Doha, 25 Nov 2015 (AFP) - Uma lei polêmica ameaça dezenas de milhares de trabalhadores migrantes presentes no Catar, muitos deles nas obras da Copa do Mundo de 2022, de ter acesso aos principais shoppings do país.

A grande maioria desses migrantes são solteiros, ou deixaram as famílias nos seus países de origem, na Ásia.

Muitos deles criaram o hábito de aproveitar o único dia de folga para passar tempo nos centros comerciais, que fazem parte dos poucos locais públicos com ar condicionado no Catar, que chega a registrar temperaturas de até 50 graus no verão.

Esses trabalhadores podem perder essa possibilidade de diversão caso o Conselho Municipal Central (CMC) consiga a instaurar o "dia pela família" nos oito maiores shoppings do país, uma ideia considerada "segregacionista por organizações de defesa dos direitos humanos.

A medida será debatida no dia 1º de dezembro pelo CMC. Se for aprovada, apenas as famílias serão autorizadas a entrar nos centros comerciais em questão durante um dia do fim de semana, na sexta-feira ou no sábado.

'Exigência essencial'Nasser ben Ibrahim Al-Mohannadi, membro do CMC que defende a medida, alega que a presença de migrante intimida os catarianos de origem, principalmente as mulheres.

"O Catar tem uma sociedade baseada na família, e as famílias têm direito de ter um dia somente para elas", justifica o político à AFP. "Os shoppings não são apenas locais de comércio. São também locais de diversão e reunião para as famílias", enfatiza.

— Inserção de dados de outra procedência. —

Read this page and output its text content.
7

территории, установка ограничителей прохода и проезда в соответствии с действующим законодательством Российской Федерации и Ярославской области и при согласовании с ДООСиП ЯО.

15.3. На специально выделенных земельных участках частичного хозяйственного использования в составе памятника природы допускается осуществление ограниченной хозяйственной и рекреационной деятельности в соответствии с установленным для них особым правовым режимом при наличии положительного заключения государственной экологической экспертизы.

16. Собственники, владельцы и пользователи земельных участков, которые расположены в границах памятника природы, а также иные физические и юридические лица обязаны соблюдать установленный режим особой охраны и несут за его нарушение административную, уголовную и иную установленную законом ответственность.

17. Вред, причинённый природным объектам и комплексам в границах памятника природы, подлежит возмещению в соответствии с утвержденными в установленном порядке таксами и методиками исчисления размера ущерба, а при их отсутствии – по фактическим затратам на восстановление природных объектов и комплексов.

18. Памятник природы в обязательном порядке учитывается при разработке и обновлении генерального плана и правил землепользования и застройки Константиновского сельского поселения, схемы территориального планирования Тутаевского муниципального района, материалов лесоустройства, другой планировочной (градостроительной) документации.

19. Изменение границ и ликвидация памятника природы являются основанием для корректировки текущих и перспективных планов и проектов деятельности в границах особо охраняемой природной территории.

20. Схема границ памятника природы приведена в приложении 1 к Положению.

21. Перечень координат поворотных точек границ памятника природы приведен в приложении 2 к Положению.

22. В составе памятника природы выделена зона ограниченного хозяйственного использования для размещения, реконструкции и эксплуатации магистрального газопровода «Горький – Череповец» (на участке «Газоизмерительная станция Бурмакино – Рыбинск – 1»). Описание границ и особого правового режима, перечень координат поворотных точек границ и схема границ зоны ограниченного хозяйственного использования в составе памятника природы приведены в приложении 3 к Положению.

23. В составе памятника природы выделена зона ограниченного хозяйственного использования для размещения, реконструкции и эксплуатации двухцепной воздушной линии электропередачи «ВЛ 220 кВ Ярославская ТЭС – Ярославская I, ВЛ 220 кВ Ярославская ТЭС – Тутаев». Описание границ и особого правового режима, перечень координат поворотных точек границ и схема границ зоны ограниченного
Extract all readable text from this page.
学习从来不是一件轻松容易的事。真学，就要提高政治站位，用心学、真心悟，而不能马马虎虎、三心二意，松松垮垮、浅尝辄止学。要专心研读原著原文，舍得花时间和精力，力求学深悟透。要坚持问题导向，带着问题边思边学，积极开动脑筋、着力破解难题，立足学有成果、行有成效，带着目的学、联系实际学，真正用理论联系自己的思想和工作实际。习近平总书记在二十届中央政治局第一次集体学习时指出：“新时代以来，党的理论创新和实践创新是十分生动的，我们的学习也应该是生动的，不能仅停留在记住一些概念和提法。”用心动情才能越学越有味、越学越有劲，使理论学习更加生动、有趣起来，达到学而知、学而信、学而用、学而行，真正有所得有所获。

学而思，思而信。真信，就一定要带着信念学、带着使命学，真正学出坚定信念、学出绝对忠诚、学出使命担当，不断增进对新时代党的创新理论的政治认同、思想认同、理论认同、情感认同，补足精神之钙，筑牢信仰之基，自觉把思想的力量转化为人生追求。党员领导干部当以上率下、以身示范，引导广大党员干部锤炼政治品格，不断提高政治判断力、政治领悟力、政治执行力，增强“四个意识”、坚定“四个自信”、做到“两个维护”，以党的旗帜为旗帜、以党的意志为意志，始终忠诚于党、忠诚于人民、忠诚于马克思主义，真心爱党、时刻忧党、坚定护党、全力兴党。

Mohannadi relata que muitos catarianos da cidade da Al-Khor, a 50 quilômetros ao norte da capital Doha, se queixam do "número importante" de migrantes nos centros comerciais.

O 'dia pela família' já existiu no passado, mas foi abandonado por não ser aplicado pelos shoppings.

Cheikha Al-Jufairi, uma das duas mulheres do CMC, que tem 29 membros, também é a favor da medida.

"É uma exigência essencial, porque as famílias sofrem por não poder entrar nos shoppings durante o fim de semana por causa do enorme número de trabalhadores", argumenta.

Al-Jufairi nega qualquer discriminação, ao alegar que a medida seria aplicada para pessoas de todas as nacionalidades, inclusive os solteiros catarianos.

O CMC, porém, não tem o poder de impor a restrição de entrada nos shoppings, por isso solicitou a intervenção do ministério da Economia e do Comércio, que enviará um representante para participar da reunião do dia 1º de dezembro.

'Cidadãos de segunda classe'Cerca de 1,8 milhão de estrangeiros trabalham no Catar, formando cerca de 90% da população total do país árabe.

Para George, ganês que costuma passar o dia de folga no City Central Mall de Doha, o projeto é "uma péssima notícia".

"A sexta-feira é o dia em que faço minhas compras", lamenta o trabalhador, cuja esposa e os dois filhos permaneceram no seu país."Somos tratados como cidadãos de segunda classe", resume o ganês.

"Isso parece ser discriminação furtiva", denuncia Nicholas McGeehan, pesquisador da Human Rights Watch, ONG que já apontou graves problemas nas condições de trabalho nas obras da Copa-2022.

O argumento das famílias não convence McGeehan, que fala em "segregação".

"Eles já estão sendo alvo de tantas críticas sobre direitos trabalhistas, porque adicionar a isso discriminação racial", questiona o pesquisador.

O 'dia pelas famílias' não é a única medida polêmica que diz respeito a trabalhadores migrantes.

O ministério do Planejamento Urbano publicou um mapa que aponta locais designados como "zonas proibidas", destinados à construção de alojamentos para migrantes.